自分はテントは持たず、食料とクッカー担当だが、一泊分の食料と水とガスを加えてプラス2kg強。
古くなった小物を2、3点買い替えた程度で、特別な軽量装備を揃えている訳でもない。ツェルトや、でかめのライトやランタンも持つし、食事やお菓子はすこぶる贅沢だが、十分ウルトラライトである。
軽量化への影響が大きいなと思うのが、レイヤリングとシュラフとマット、テントの組み合わせである。

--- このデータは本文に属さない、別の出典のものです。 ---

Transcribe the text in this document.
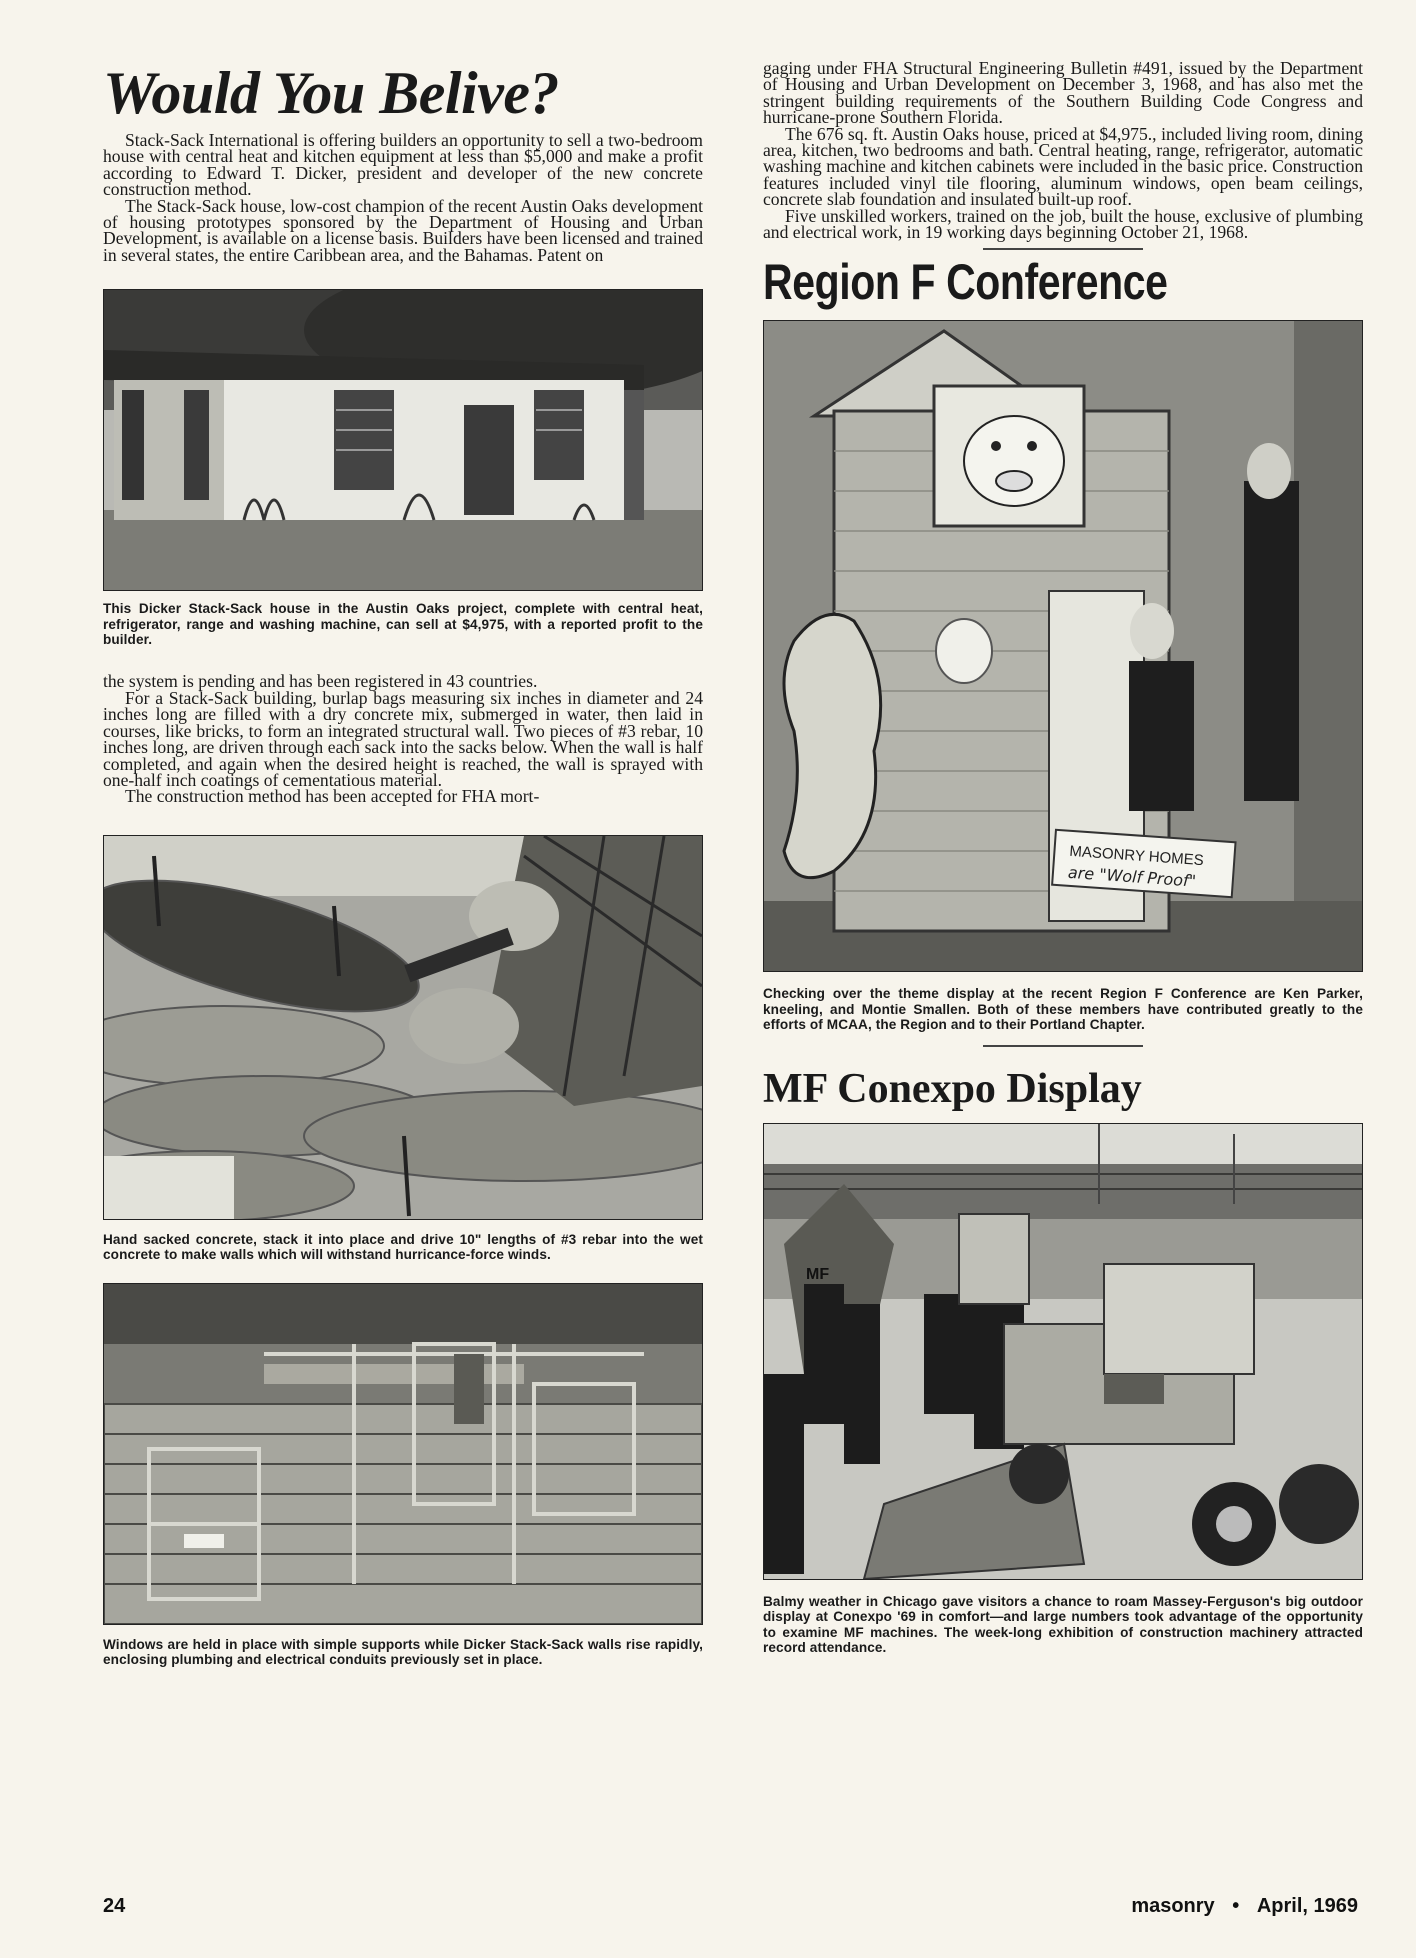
Would You Belive?

Stack-Sack International is offering builders an opportunity to sell a two-bedroom house with central heat and kitchen equipment at less than $5,000 and make a profit according to Edward T. Dicker, president and developer of the new concrete construction method.

The Stack-Sack house, low-cost champion of the recent Austin Oaks development of housing prototypes sponsored by the Department of Housing and Urban Development, is available on a license basis. Builders have been licensed and trained in several states, the entire Caribbean area, and the Bahamas. Patent on

This Dicker Stack-Sack house in the Austin Oaks project, complete with central heat, refrigerator, range and washing machine, can sell at $4,975, with a reported profit to the builder.

the system is pending and has been registered in 43 countries.

For a Stack-Sack building, burlap bags measuring six inches in diameter and 24 inches long are filled with a dry concrete mix, submerged in water, then laid in courses, like bricks, to form an integrated structural wall. Two pieces of #3 rebar, 10 inches long, are driven through each sack into the sacks below. When the wall is half completed, and again when the desired height is reached, the wall is sprayed with one-half inch coatings of cementatious material.

The construction method has been accepted for FHA mort-

Hand sacked concrete, stack it into place and drive 10" lengths of #3 rebar into the wet concrete to make walls which will withstand hurricance-force winds.

Windows are held in place with simple supports while Dicker Stack-Sack walls rise rapidly, enclosing plumbing and electrical conduits previously set in place.

gaging under FHA Structural Engineering Bulletin #491, issued by the Department of Housing and Urban Development on December 3, 1968, and has also met the stringent building requirements of the Southern Building Code Congress and hurricane-prone Southern Florida.

The 676 sq. ft. Austin Oaks house, priced at $4,975., included living room, dining area, kitchen, two bedrooms and bath. Central heating, range, refrigerator, automatic washing machine and kitchen cabinets were included in the basic price. Construction features included vinyl tile flooring, aluminum windows, open beam ceilings, concrete slab foundation and insulated built-up roof.

Five unskilled workers, trained on the job, built the house, exclusive of plumbing and electrical work, in 19 working days beginning October 21, 1968.

Region F Conference
MASONRY HOMES
are "Wolf Proof"

Checking over the theme display at the recent Region F Conference are Ken Parker, kneeling, and Montie Smallen. Both of these members have contributed greatly to the efforts of MCAA, the Region and to their Portland Chapter.

MF Conexpo Display
MF

Balmy weather in Chicago gave visitors a chance to roam Massey-Ferguson's big outdoor display at Conexpo '69 in comfort—and large numbers took advantage of the opportunity to examine MF machines. The week-long exhibition of construction machinery attracted record attendance.

24	masonry • April, 1969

メリノウールは汗冷えがないので1,2泊なら着替えが要らないし、さらに近年の化繊インサレーションと極圧のエアマットの組み合わせによって行動中と就寝中の保温が上手くバランスすれば、コンパクトに軽くできる。
少ない装備で・兼用し…
装備は分担し…
パッキングは効率的に…
ザックは小さく軽くなり…
というロジックで軽量化につながったようだ。
冬はザックやアイゼン、ピッケルを買い換えれば、あと1〜2kgくらい減らせる余地もあるが、質素であることや自然と融和することが崇高だとか思わないし、お金がかかりそうなので、この辺でやめた。
荷物が少なく整理され、なんかスッキリ。
軽快に歩けるのはもちろん、テントの中で細かい荷物が出てこないし、束縛感が薄れ、気持ちがフリーになる感じは非常にいい。
だがしかし、せっかく減らした荷物が増える事態が発生してしまった。
小さくなった私のザックを見た相棒が
『じゃあ私の荷物持って』と、
言ってきたのである。
((((;゚Д゚)))))))
軽量化をすると、努力した側が荷物を押し付けているように見えてしまうのは落とし穴であった。
相棒のザックの中身も全部チェックしようと思う今日この頃である。